According to Modified Radio Taxi Scheme (2006), radio taxi licence applicants are required to furnish comprehensive details about the operation of their business. Delhi Transport Department rejected Uber’s application citing lack of mandated details like telephone number, e-mail id and proof of address the company’s registered office in Delhi; certificate / undertaking for parking of radio taxis, and call centre management plans, among others.
The transport department found TaxiForSure’s application also to be incomplete. The company failed to enclose details of drivers & undertaking of induction schedule; Certificate / undertaking for radio taxis’ parking, call centre details and print-out of web portal.
Last week, Uber resumed services claiming that the ban was lifted (although the transport department says otherwise), and announced commission free operation until licence is obtained. Uber charges the driver 20 percent commission in all Indian cities, but the U.S based company stopped collecting their margin and passed it as a benefit to customers (only in Delhi).
The scheme was passed immediately after Delhi police raided Uber’s office in Gurgaon and confiscated their laptops, demanding explanation as to why the firm was operating while ban was on effect.
Transport authorities are not happy with Uber’s procedure of taking money from the customers and then distributing to drivers, even if it is 80 percent or 100 percent.

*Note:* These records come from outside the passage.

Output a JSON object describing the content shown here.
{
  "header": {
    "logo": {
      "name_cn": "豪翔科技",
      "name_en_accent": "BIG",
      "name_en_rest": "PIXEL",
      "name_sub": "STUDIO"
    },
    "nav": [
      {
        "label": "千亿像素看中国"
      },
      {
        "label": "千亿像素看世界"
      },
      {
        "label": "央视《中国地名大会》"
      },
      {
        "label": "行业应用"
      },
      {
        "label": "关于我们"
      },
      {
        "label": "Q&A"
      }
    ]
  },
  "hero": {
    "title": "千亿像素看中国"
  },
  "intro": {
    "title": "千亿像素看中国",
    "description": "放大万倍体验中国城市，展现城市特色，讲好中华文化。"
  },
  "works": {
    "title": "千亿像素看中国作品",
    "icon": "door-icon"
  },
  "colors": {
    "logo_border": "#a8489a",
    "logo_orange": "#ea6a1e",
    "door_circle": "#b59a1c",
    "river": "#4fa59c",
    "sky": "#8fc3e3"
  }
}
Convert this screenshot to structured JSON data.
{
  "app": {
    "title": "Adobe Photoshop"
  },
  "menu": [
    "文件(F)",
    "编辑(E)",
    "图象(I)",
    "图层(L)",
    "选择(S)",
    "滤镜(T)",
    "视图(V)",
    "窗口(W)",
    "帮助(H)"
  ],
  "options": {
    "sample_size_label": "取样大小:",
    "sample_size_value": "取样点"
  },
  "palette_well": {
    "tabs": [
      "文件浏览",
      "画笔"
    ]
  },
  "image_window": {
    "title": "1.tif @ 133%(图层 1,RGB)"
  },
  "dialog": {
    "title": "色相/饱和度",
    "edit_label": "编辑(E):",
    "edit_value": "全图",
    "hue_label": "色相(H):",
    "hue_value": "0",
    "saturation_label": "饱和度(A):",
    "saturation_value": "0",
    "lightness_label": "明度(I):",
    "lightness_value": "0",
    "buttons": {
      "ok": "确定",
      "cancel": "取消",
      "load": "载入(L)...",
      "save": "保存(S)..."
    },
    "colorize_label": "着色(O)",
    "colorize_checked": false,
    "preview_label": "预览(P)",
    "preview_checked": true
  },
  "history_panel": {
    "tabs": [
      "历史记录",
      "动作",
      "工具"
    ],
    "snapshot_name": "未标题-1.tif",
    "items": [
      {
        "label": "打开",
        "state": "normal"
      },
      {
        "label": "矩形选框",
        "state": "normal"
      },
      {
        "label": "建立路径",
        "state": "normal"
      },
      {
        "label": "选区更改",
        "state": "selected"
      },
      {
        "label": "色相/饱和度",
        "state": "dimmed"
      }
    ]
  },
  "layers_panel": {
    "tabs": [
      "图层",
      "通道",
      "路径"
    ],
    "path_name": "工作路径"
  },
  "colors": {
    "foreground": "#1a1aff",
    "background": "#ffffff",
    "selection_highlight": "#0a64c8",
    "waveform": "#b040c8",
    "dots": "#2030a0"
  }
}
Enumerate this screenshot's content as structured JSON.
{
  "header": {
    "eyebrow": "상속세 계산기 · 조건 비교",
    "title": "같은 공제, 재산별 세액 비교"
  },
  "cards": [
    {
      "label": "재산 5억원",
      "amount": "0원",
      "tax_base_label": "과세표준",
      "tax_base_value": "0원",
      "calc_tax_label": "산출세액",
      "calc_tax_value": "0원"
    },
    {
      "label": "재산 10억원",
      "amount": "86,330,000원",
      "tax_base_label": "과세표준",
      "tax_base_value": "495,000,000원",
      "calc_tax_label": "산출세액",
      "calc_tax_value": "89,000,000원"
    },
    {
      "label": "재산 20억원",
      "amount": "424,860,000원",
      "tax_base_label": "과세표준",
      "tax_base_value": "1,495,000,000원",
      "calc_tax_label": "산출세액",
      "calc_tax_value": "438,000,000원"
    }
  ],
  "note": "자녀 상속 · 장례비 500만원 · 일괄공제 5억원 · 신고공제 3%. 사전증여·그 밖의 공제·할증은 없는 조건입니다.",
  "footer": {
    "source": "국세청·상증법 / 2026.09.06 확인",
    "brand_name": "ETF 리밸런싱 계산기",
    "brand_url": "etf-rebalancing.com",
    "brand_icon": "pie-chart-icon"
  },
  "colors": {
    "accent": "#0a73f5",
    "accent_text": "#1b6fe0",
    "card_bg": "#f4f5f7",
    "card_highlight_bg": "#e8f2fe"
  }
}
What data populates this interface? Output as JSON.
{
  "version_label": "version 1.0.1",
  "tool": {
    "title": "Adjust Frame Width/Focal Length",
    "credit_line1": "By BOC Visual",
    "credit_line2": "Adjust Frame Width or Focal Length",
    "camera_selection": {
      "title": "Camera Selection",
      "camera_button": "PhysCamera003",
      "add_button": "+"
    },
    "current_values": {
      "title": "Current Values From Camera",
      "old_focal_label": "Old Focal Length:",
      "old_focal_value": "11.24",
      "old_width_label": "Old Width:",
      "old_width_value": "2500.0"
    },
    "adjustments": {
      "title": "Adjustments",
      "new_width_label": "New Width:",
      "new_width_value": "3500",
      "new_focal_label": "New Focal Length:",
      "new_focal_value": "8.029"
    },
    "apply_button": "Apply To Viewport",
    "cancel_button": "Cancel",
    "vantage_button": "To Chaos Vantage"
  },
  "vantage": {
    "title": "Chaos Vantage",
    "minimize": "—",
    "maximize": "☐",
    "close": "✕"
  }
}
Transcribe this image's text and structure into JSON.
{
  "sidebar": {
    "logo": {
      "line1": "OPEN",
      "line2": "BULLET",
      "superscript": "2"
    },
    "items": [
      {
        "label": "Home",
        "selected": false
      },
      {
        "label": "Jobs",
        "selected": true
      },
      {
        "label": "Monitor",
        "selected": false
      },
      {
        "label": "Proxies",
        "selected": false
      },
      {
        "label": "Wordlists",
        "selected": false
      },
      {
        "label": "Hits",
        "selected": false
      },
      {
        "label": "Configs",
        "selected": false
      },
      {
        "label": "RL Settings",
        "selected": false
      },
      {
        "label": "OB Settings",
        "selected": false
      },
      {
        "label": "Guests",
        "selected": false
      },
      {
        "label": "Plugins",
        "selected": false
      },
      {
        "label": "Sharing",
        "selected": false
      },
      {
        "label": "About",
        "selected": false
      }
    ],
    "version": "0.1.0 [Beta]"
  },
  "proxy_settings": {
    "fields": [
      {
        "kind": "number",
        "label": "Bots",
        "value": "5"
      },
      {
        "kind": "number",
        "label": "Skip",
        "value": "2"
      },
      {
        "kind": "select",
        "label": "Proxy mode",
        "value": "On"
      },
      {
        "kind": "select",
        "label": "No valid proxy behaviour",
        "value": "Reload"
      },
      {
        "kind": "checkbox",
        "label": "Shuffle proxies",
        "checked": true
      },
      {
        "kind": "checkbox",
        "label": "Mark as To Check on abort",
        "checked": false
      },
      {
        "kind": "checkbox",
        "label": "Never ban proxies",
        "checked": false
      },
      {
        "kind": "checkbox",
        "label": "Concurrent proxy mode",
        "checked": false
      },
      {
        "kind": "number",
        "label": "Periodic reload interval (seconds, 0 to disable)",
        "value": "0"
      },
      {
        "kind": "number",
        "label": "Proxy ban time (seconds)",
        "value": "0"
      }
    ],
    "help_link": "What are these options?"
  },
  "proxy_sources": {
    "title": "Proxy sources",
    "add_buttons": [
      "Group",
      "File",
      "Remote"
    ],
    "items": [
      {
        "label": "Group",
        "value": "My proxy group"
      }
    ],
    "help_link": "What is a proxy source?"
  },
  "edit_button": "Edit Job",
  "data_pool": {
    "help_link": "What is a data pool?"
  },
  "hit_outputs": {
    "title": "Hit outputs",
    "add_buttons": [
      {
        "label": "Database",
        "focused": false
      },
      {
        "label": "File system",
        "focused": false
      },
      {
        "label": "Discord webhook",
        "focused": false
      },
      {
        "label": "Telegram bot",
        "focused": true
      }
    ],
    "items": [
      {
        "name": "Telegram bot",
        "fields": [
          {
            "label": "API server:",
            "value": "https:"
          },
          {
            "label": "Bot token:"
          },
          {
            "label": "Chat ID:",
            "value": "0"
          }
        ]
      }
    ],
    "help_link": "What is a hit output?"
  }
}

Uber scrapped commission temporarily to mimic another app named Pooch-O which finds auto-rickshaws for users. Pooch-O is a mobile application developed by DIMTS (Delhi Integrated Multi-Modal Transit System Ltd), which is a joint venture between government of Delhi and IDFC. Unlike any other web based taxi aggregators, Pooch-O does not collect commission. It does not even accept payments; which is the kind of service Delhi Transport Department may be expecting from the aforementioned taxi aggregators. Pooch-O has plans to extend to taxis soon.